Participant responses to the modules mirrored the difficulty level of the conceptual design for AHCPs and HHCPs. The scores for antibiotic resistance awareness significantly correlated with the level of training, profession, and practice type for human HCPs; however, ABR scores were not associated with age or sex.
For AHCPs, the demographic variables were not associated with the ABR scores, except for the practice type among Vietnamese AHCPs, with those employed in government hospitals showing significantly greater scores, in comparison to HCPs employed in private hospitals (66 vs. 58). Over 34% of HHCPs had reportedly attended ABR training (31%, 35%, 43%, 25% and 39% in Ghana, Nigeria, Peru, Tanzania, and Vietnam, respectively).
In Vietnam and Peru, HCPs who were provided lessons on ABR in their curriculum showed significantly greater ABR awareness scores for AHCPs and HHCPs, respectively, compared to HCPs who were not taught about ABR. Among AHCPs, fewer Peruvian HCPs (25.0%) received particular ABR in comparison to Thai AHCPs (78.0%) or Vietnamese AHCPs (55.0%). Factual context-related factors such as the presence or absence of particular resources, the presence of other diseases, or receiving information provided reliable findings.

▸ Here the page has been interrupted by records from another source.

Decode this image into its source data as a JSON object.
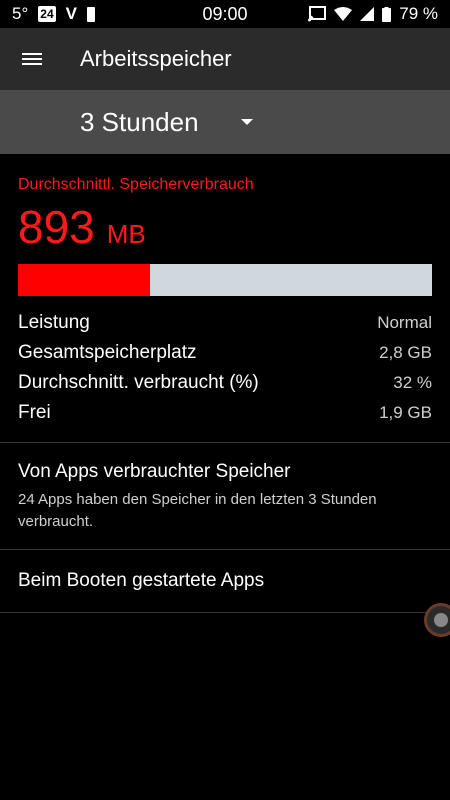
{
  "statusbar": {
    "temp": "5°",
    "calendar_day": "24",
    "app_letter": "V",
    "time": "09:00",
    "battery_percent": "79 %"
  },
  "appbar": {
    "title": "Arbeitsspeicher"
  },
  "spinner": {
    "value": "3 Stunden"
  },
  "summary": {
    "label": "Durchschnittl. Speicherverbrauch",
    "value": "893",
    "unit": "MB",
    "usage_fraction": 0.32
  },
  "stats": [
    {
      "label": "Leistung",
      "value": "Normal"
    },
    {
      "label": "Gesamtspeicherplatz",
      "value": "2,8 GB"
    },
    {
      "label": "Durchschnitt. verbraucht (%)",
      "value": "32 %"
    },
    {
      "label": "Frei",
      "value": "1,9 GB"
    }
  ],
  "items": {
    "apps_title": "Von Apps verbrauchter Speicher",
    "apps_sub": "24 Apps haben den Speicher in den letzten 3 Stunden verbraucht.",
    "boot_title": "Beim Booten gestartete Apps"
  },
  "colors": {
    "accent_red": "#ff0000",
    "bar_track": "#cfd8dc"
  }
}
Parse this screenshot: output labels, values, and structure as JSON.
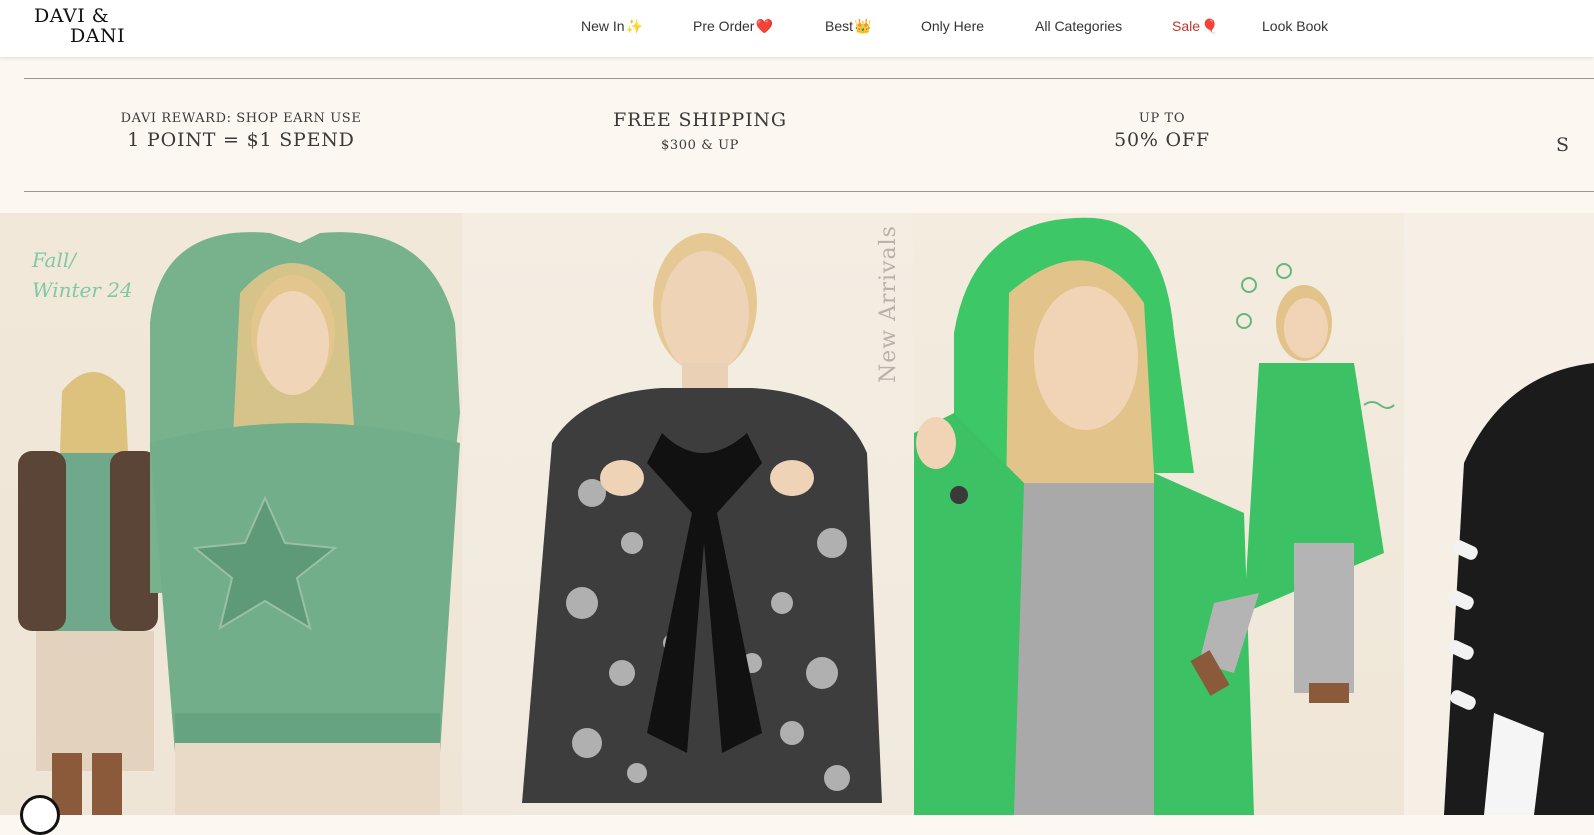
{
  "brand": {
    "logo_line1": "DAVI &",
    "logo_line2": "DANI"
  },
  "nav": {
    "items": [
      {
        "label": "New In",
        "emoji": "✨"
      },
      {
        "label": "Pre Order",
        "emoji": "❤️"
      },
      {
        "label": "Best",
        "emoji": "👑"
      },
      {
        "label": "Only Here",
        "emoji": ""
      },
      {
        "label": "All Categories",
        "emoji": ""
      },
      {
        "label": "Sale",
        "emoji": "🎈"
      },
      {
        "label": "Look Book",
        "emoji": ""
      }
    ]
  },
  "promos": [
    {
      "line1": "DAVI REWARD: SHOP EARN USE",
      "line2": "1 POINT = $1 SPEND"
    },
    {
      "line1": "FREE SHIPPING",
      "line2": "$300 & UP"
    },
    {
      "line1": "UP TO",
      "line2": "50% OFF"
    },
    {
      "line1": "S",
      "line2": ""
    }
  ],
  "hero": {
    "left_script_line1": "Fall/",
    "left_script_line2": "Winter 24",
    "middle_vertical": "New Arrivals"
  },
  "colors": {
    "header_bg": "#ffffff",
    "page_bg": "#fcf8f1",
    "sale_red": "#c0392b",
    "sage_green": "#6fb68a",
    "kelly_green": "#3ec766"
  }
}
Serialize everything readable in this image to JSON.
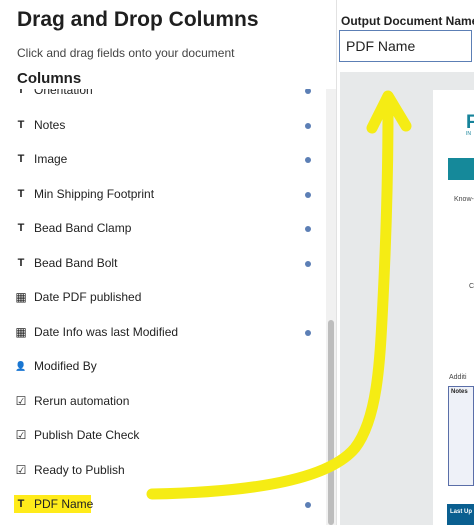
{
  "panel": {
    "title": "Drag and Drop Columns",
    "subtitle": "Click and drag fields onto your document",
    "columns_heading": "Columns"
  },
  "fields": [
    {
      "label": "Orientation",
      "type": "text-icon",
      "glyph": "T",
      "dot": true
    },
    {
      "label": "Notes",
      "type": "text-icon",
      "glyph": "T",
      "dot": true
    },
    {
      "label": "Image",
      "type": "text-icon",
      "glyph": "T",
      "dot": true
    },
    {
      "label": "Min Shipping Footprint",
      "type": "text-icon",
      "glyph": "T",
      "dot": true
    },
    {
      "label": "Bead Band Clamp",
      "type": "text-icon",
      "glyph": "T",
      "dot": true
    },
    {
      "label": "Bead Band Bolt",
      "type": "text-icon",
      "glyph": "T",
      "dot": true
    },
    {
      "label": "Date PDF published",
      "type": "calendar-icon",
      "glyph": "▦",
      "dot": false
    },
    {
      "label": "Date Info was last Modified",
      "type": "calendar-icon",
      "glyph": "▦",
      "dot": true
    },
    {
      "label": "Modified By",
      "type": "person-icon",
      "glyph": "👤",
      "dot": false
    },
    {
      "label": "Rerun automation",
      "type": "checkbox-icon",
      "glyph": "☑",
      "dot": false
    },
    {
      "label": "Publish Date Check",
      "type": "checkbox-icon",
      "glyph": "☑",
      "dot": false
    },
    {
      "label": "Ready to Publish",
      "type": "checkbox-icon",
      "glyph": "☑",
      "dot": false
    },
    {
      "label": "PDF Name",
      "type": "text-icon",
      "glyph": "T",
      "dot": true,
      "highlighted": true
    }
  ],
  "output": {
    "label": "Output Document Name",
    "value": "PDF Name"
  },
  "preview": {
    "logo": "F",
    "logo_sub": "IN",
    "know": "Know-",
    "c": "C",
    "addi": "Additi",
    "notes_label": "Notes",
    "last_updated": "Last Up"
  },
  "colors": {
    "accent": "#5c7fb5",
    "highlight": "#ffeb1a",
    "arrow": "#f5ec14",
    "teal": "#15899a",
    "footer_blue": "#0a5f90"
  }
}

Across most nations, HHCPs and AHCPs documented that they prescribed antibiotics since they feared poor outcomes of diseases and had greater sanitation and hygiene concerns than antimicrobial resistance concerns. Chronic infections such as tuberculosis, human immunodeficiency virus infections, malaria, and accidents and trauma were considered more important by HHCPs in Africa. Among animal HCPs, >50% had more concerns about chronic illnesses in Thailand, Vietnam, and Peru.
Nearly 67% of the HCPs reported that ABR information received was inadequate for informing regular practice. In the majority of settings, HCPs documented that ABR monitoring was not performed at their workplaces, with the exception of Thai AHCPs. The HHCPs and AHCPs receiving samples from medical healthcare representatives showed greater ABR awareness compared to other HCPs.
The study findings showed that HCPs’ awareness of ABR could be reliably assessed with the validated ABR scale across the nations tested. Using the ABR scale with context questions and objective measurement of practices could inform healthcare interventions for improved antibiotic usage.